You can't help what you feel, you wouldn't be human to not feel disappointed over things you hope for. I am disappointed that there will be no dc3 even though I also know I am lucky to have 1 and 2. things change when baby is actully here.

whattheheckisthisflaminplace · 07/03/2011 19:01

YANBU

We have 2DD and love them to pieces; I always said I wanted 3 children. In the run up to our 20wk scan with DD2 DH said that he didn't want anymore if it was another girl :(

I know I am so so lucky to have 2 healthy daughters but there is this other part of me who wishes for my final baby, my boy Blush

So no, i dont think YABU in the slightest and CONGRATS

fifi25 · 07/03/2011 19:08

Ive got 3 pink ones. I must admit i wouldnt have another one unless i could have ivf and pick a boy. I think next time if it was a girl i would be disappointed. I had 3 brothers, always wanted a sister and love haveing 3 girls. 4 no way Smile

steviesmith · 07/03/2011 19:08

Its completely irrational but I actually think there's something really special about having three boys or three girls. There are lots of myths and fairy tales with three sisters or brothers.

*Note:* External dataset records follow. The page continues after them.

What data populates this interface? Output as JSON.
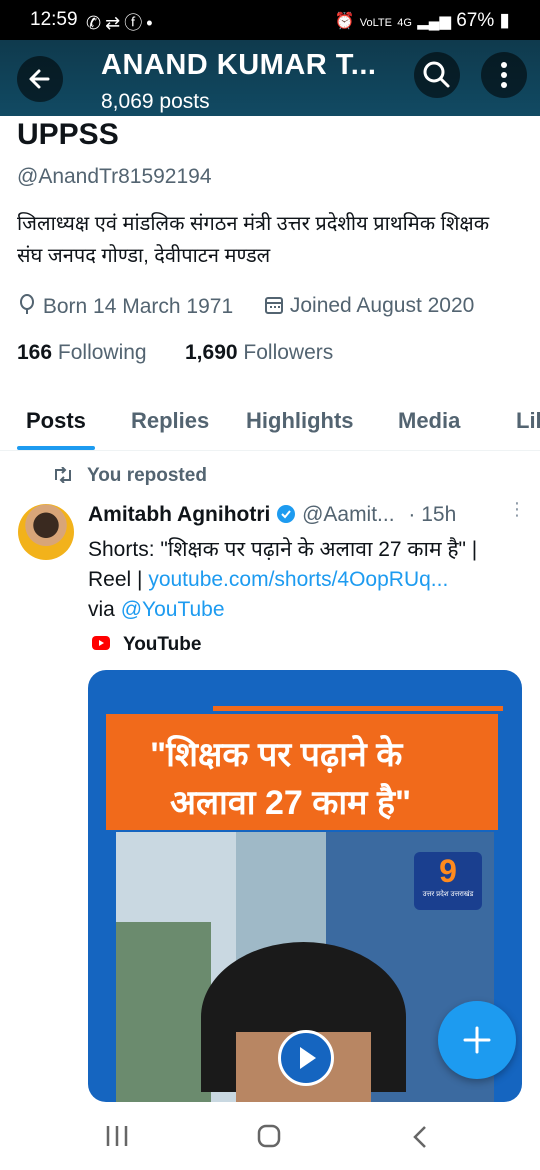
{
  "status_bar": {
    "time": "12:59",
    "left_icons": [
      "whatsapp-icon",
      "repost-icon",
      "facebook-icon",
      "dot-icon"
    ],
    "right_icons": [
      "alarm-icon",
      "volte-icon",
      "4g-icon",
      "signal-icon",
      "battery-icon"
    ],
    "battery": "67%"
  },
  "header": {
    "title": "ANAND KUMAR T...",
    "posts_count": "8,069 posts"
  },
  "profile": {
    "name": "UPPSS",
    "handle": "@AnandTr81592194",
    "bio": "जिलाध्यक्ष एवं मांडलिक संगठन मंत्री उत्तर प्रदेशीय प्राथमिक शिक्षक संघ जनपद गोण्डा, देवीपाटन मण्डल",
    "born": "Born 14 March 1971",
    "joined": "Joined August 2020",
    "following_count": "166",
    "following_label": "Following",
    "followers_count": "1,690",
    "followers_label": "Followers"
  },
  "tabs": [
    "Posts",
    "Replies",
    "Highlights",
    "Media",
    "Likes"
  ],
  "active_tab": "Posts",
  "post": {
    "repost_label": "You reposted",
    "author_name": "Amitabh Agnihotri",
    "author_handle": "@Aamit...",
    "time": "· 15h",
    "text_1": "Shorts: \"शिक्षक पर पढ़ाने के अलावा 27 काम है\" | Reel |",
    "link": "youtube.com/shorts/4OopRUq...",
    "via": "via",
    "mention": "@YouTube",
    "card_source": "YouTube",
    "card_headline_1": "\"शिक्षक पर पढ़ाने के",
    "card_headline_2": "अलावा 27 काम है\"",
    "card_logo": "9",
    "card_logo_sub": "उत्तर प्रदेश उत्तराखंड"
  },
  "colors": {
    "accent": "#1d9bf0",
    "header_bg": "#114a63",
    "card_orange": "#f16a1b",
    "card_blue": "#1565c0"
  }
}
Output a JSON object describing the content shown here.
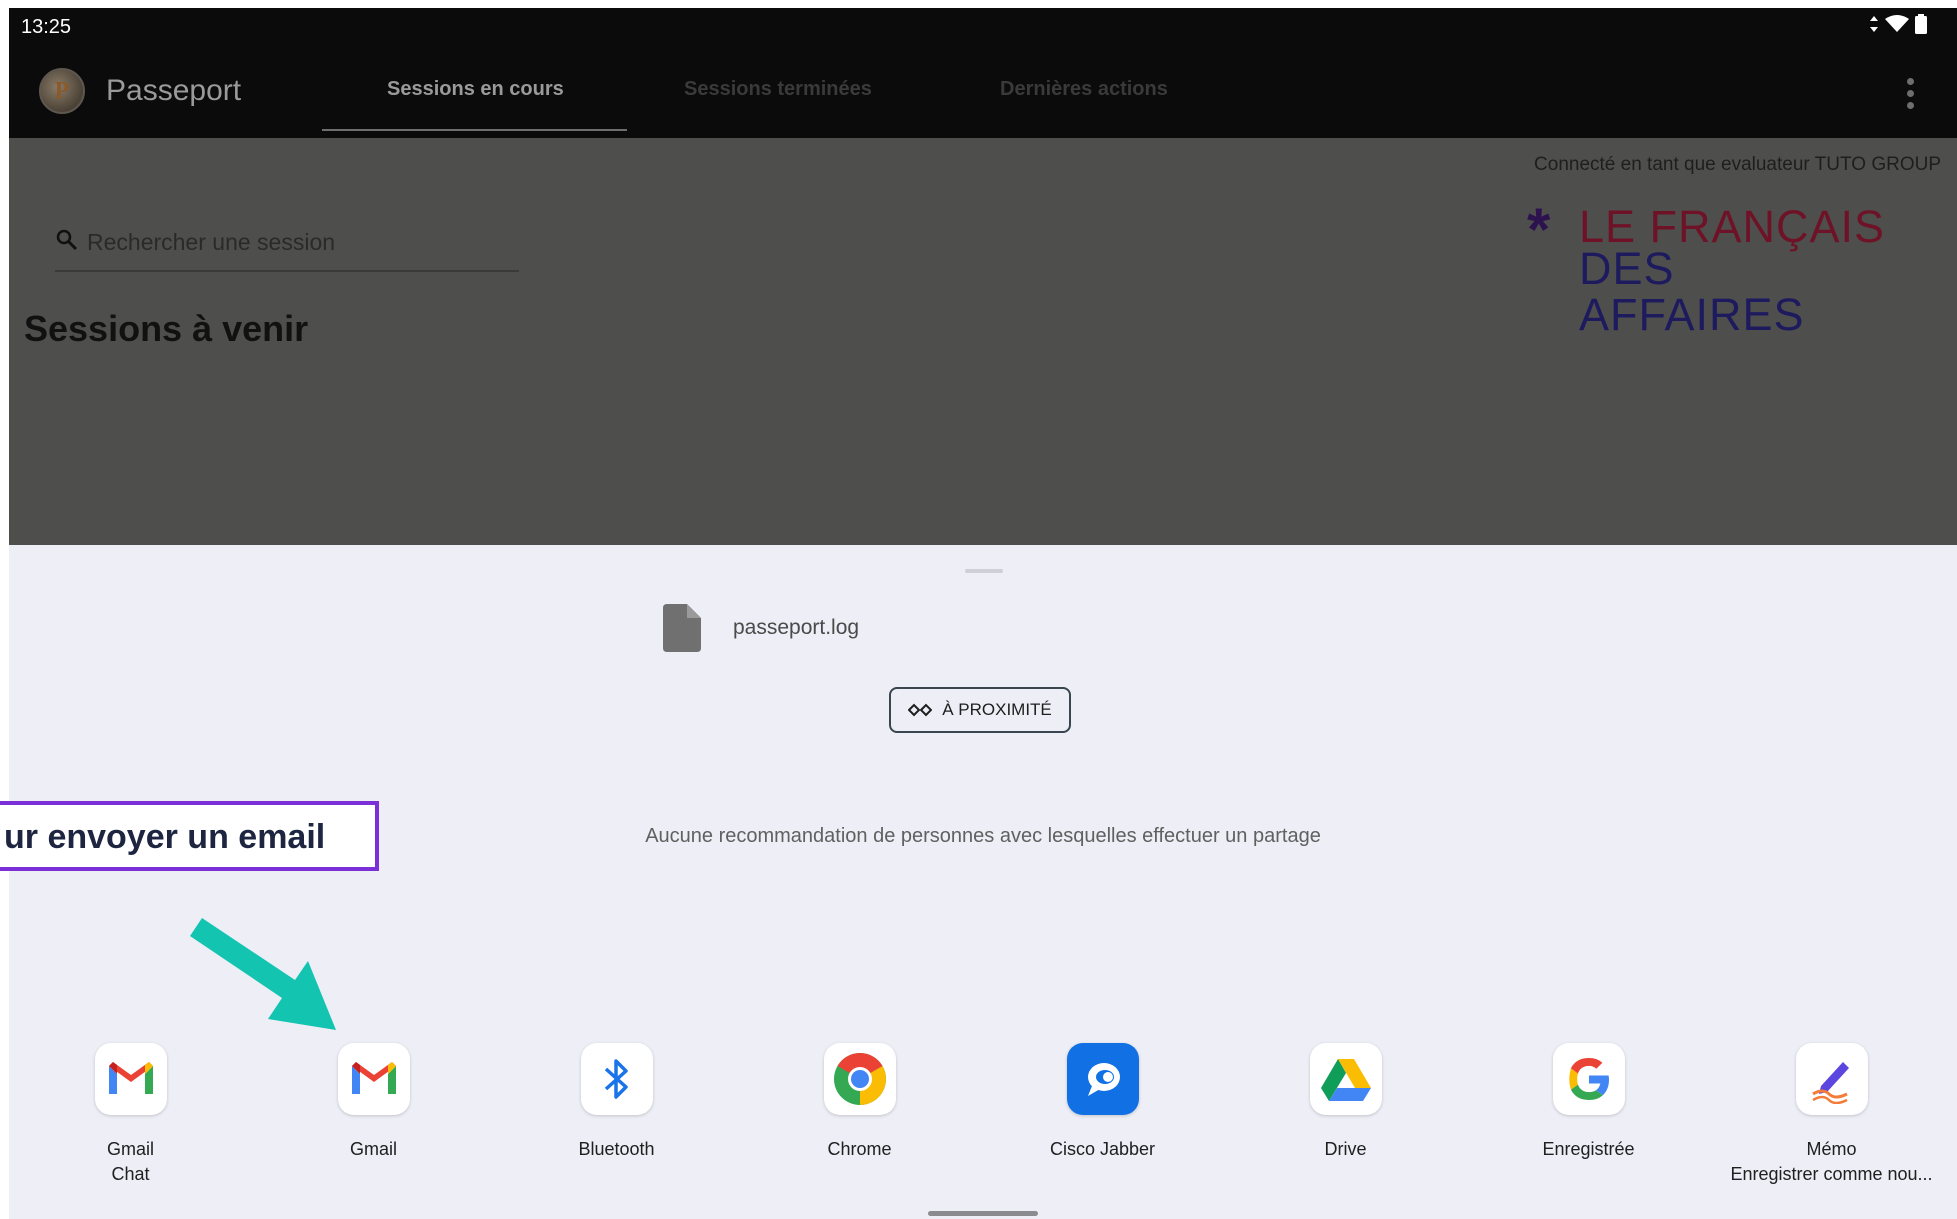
{
  "status_bar": {
    "time": "13:25"
  },
  "app_bar": {
    "title": "Passeport",
    "logo_letter": "P",
    "tabs": [
      {
        "label": "Sessions en cours",
        "active": true
      },
      {
        "label": "Sessions terminées",
        "active": false
      },
      {
        "label": "Dernières actions",
        "active": false
      }
    ]
  },
  "content": {
    "connected_as": "Connecté en tant que evaluateur TUTO GROUP",
    "brand": {
      "star": "*",
      "line1": "LE FRANÇAIS",
      "line2": "DES AFFAIRES"
    },
    "search": {
      "placeholder": "Rechercher une session",
      "value": ""
    },
    "section_title": "Sessions à venir"
  },
  "share_sheet": {
    "file_name": "passeport.log",
    "nearby_label": "À PROXIMITÉ",
    "no_recommendation": "Aucune recommandation de personnes avec lesquelles effectuer un partage",
    "apps": [
      {
        "name": "Gmail",
        "subtitle": "Chat",
        "icon": "gmail-icon"
      },
      {
        "name": "Gmail",
        "subtitle": "",
        "icon": "gmail-icon"
      },
      {
        "name": "Bluetooth",
        "subtitle": "",
        "icon": "bluetooth-icon"
      },
      {
        "name": "Chrome",
        "subtitle": "",
        "icon": "chrome-icon"
      },
      {
        "name": "Cisco Jabber",
        "subtitle": "",
        "icon": "cisco-jabber-icon"
      },
      {
        "name": "Drive",
        "subtitle": "",
        "icon": "drive-icon"
      },
      {
        "name": "Enregistrée",
        "subtitle": "",
        "icon": "google-icon"
      },
      {
        "name": "Mémo",
        "subtitle": "Enregistrer comme nou...",
        "icon": "memo-icon"
      }
    ]
  },
  "tutorial": {
    "callout_text": "ur envoyer un email"
  },
  "colors": {
    "appbar_bg": "#0b0b0b",
    "dim_overlay": "#4e4f4d",
    "sheet_bg": "#edeef6",
    "callout_border": "#7b2fd6",
    "arrow": "#13c4b0",
    "brand_red": "#6e1327",
    "brand_blue": "#1e1a5e"
  }
}
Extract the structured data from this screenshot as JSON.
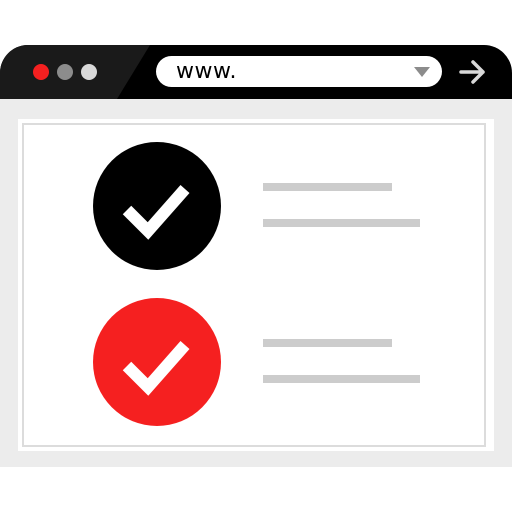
{
  "browser": {
    "url_text": "www.",
    "window_controls": [
      "close",
      "minimize",
      "maximize"
    ],
    "colors": {
      "close": "#f52020",
      "minimize": "#8c8c8c",
      "maximize": "#d9d9d9",
      "titlebar": "#000000"
    }
  },
  "checklist": {
    "items": [
      {
        "icon": "check-icon",
        "color": "#000000",
        "checked": true
      },
      {
        "icon": "check-icon",
        "color": "#f52020",
        "checked": true
      }
    ]
  }
}
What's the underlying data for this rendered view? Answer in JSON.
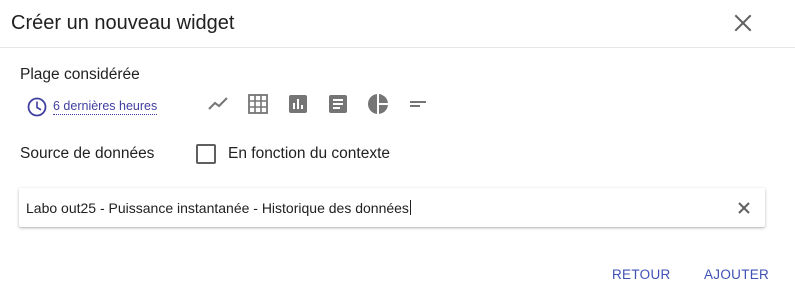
{
  "dialog": {
    "title": "Créer un nouveau widget"
  },
  "range": {
    "label": "Plage considérée",
    "value": "6 dernières heures"
  },
  "widget_types": [
    {
      "icon": "line-chart-icon"
    },
    {
      "icon": "table-grid-icon"
    },
    {
      "icon": "bar-chart-icon"
    },
    {
      "icon": "text-document-icon"
    },
    {
      "icon": "pie-chart-icon"
    },
    {
      "icon": "short-text-icon"
    }
  ],
  "source": {
    "label": "Source de données",
    "context_checkbox_label": "En fonction du contexte",
    "context_checked": false,
    "selected_value": "Labo out25 - Puissance instantanée - Historique des données"
  },
  "actions": {
    "back_label": "RETOUR",
    "add_label": "AJOUTER"
  },
  "colors": {
    "accent": "#3f51b5",
    "link": "#3f3fa0",
    "icon": "#757575"
  }
}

Rosie29 · 07/03/2011 19:23

I am one of 3 girls, we fought like cats and dogs when younger but I would kill for my older sisters and they'd do the same for me. Your tribe of dds will be wonderful (I am due dd3 any day now). We had a fantastic time growing up together.

zukiecat · 07/03/2011 19:27

This reply has been deleted

Message withdrawn at poster's request.

pawsnclaws · 07/03/2011 19:29

Whatever your family consists of, you make it special - personality and character comes down to so much more than gender.

I have three boys, all different and all special - yet when they get together they are like their own little gang, it's very sweet to see. Your three girls will all be special individuals and when dd3 arrives you'll realise there's no way you'd swap her for a hypothetical boy! Congratulations!

littlejobbie · 07/03/2011 19:29

Ah how wonderful you MNers are!I am feeling much better. Esp likling the magical aspect.. One german lady told me that in Germany there is an expression "house of the three maidens" which is about how special three daughters are - and that's a lovely idea (sure there's one for boys too..). Would love to know the phrase if any German speaking MNers. Thanks allfor being so understanding.